A pesquisadora Joana Machado da Faculdade de Direito da UFJF e integrante do Coletivo Marielle Franco – Mulheres UFJF afirma que a sobrecarga – grande desafio à produção científica das mulheres – é muito anterior à pandemia, ainda que tenha sido ampliada por ela. “Em um cenário de crianças 24h por dia em casa, sem escola; de eventual interrupção de rede de apoio, seja ela familiar (rede que em geral sobrecarrega outras mulheres da família, especialmente avós), ou rede contratada (trabalho doméstico precarizado, que novamente sobrecarrega outras mulheres, especialmente mulheres negras); há inevitável impacto nos arranjos domésticos”. Porém, destaca que “isso não necessariamente passa por uma redistribuição de trabalhos mais equilibrada entre homens e mulheres, o que, no caso de uma pesquisadora, também repercute sobre a sua produção científica”, explica.

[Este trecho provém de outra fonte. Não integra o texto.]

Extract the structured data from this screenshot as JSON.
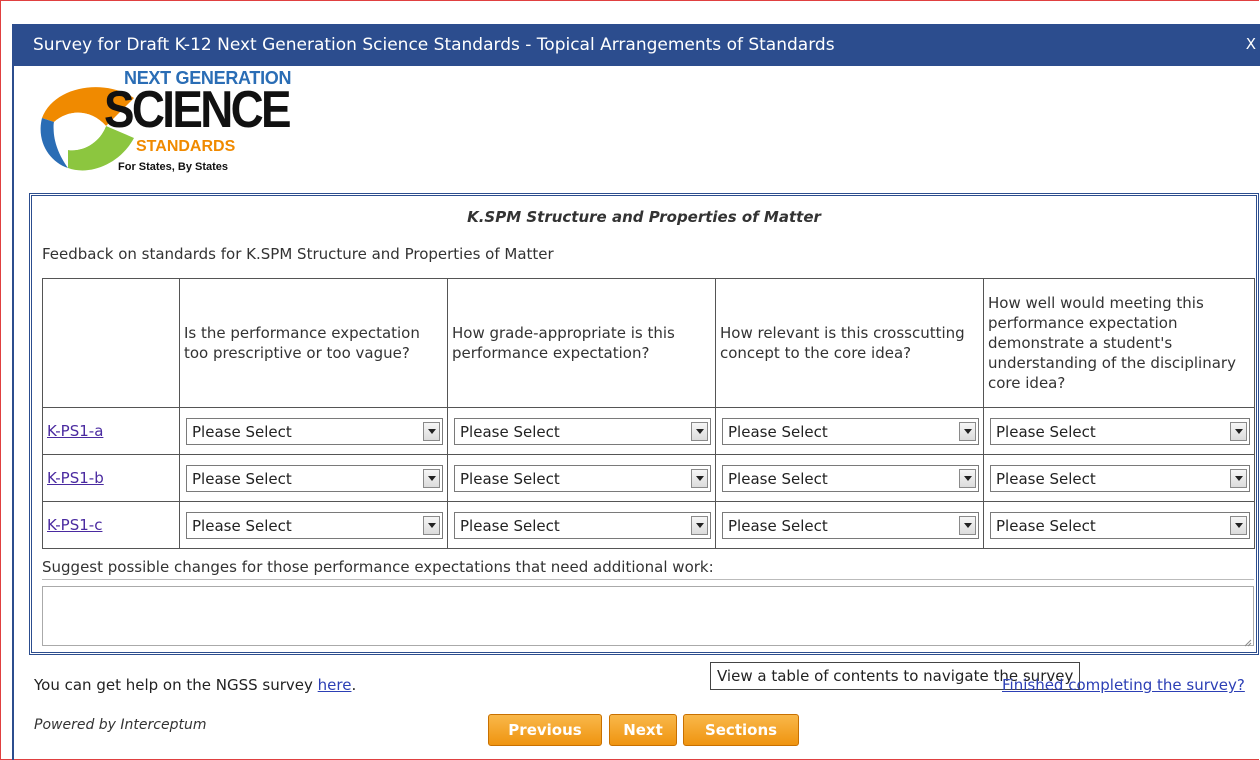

“É necessário que se questione o modelo de acumulação que alimenta essa cadeia de exploração e de opressões entre a própria classe trabalhadora, superar o modelo que prioriza o lucro à reprodução da vida humana”, conclui Joana.

Segundo a Joana esse cenário é explicado pela Teoria da Reprodução Social. A sobrecarga diz respeito principalmente ao modo pelo qual a sociedade capitalista organiza o trabalho e como historicamente essa organização sobrepesa de forma diferenciada determinados grupos de pessoas, de acordo com marcadores de gênero, de raça, status de cidadania e de nacionalidade. “Sem que se durma, que se coma, que se tenha saúde integral não se produz classe trabalhadora saudável, apta, estável. Sem reprodução da vida humana (gestar, nutrir, educar) não há também o futuro dessa força de trabalho. Mas sob a lógica de acumulação capitalista importa esgotar ao máximo essa força de trabalho, reduzindo-lhe o custo reprodutivo”, esclarece. 

Desse modo, Joana expressa que para que a produção científica feminina, no contexto da pandemia, e para além dele, encontre menos barreiras, não basta enfrentar as desigualdades de gênero somente no ambiente doméstico e de trabalho. “É necessário que se questione o modelo de acumulação que alimenta essa cadeia de exploração e de opressões entre a própria classe trabalhadora, superar o modelo que prioriza o lucro à reprodução da vida humana”, conclui.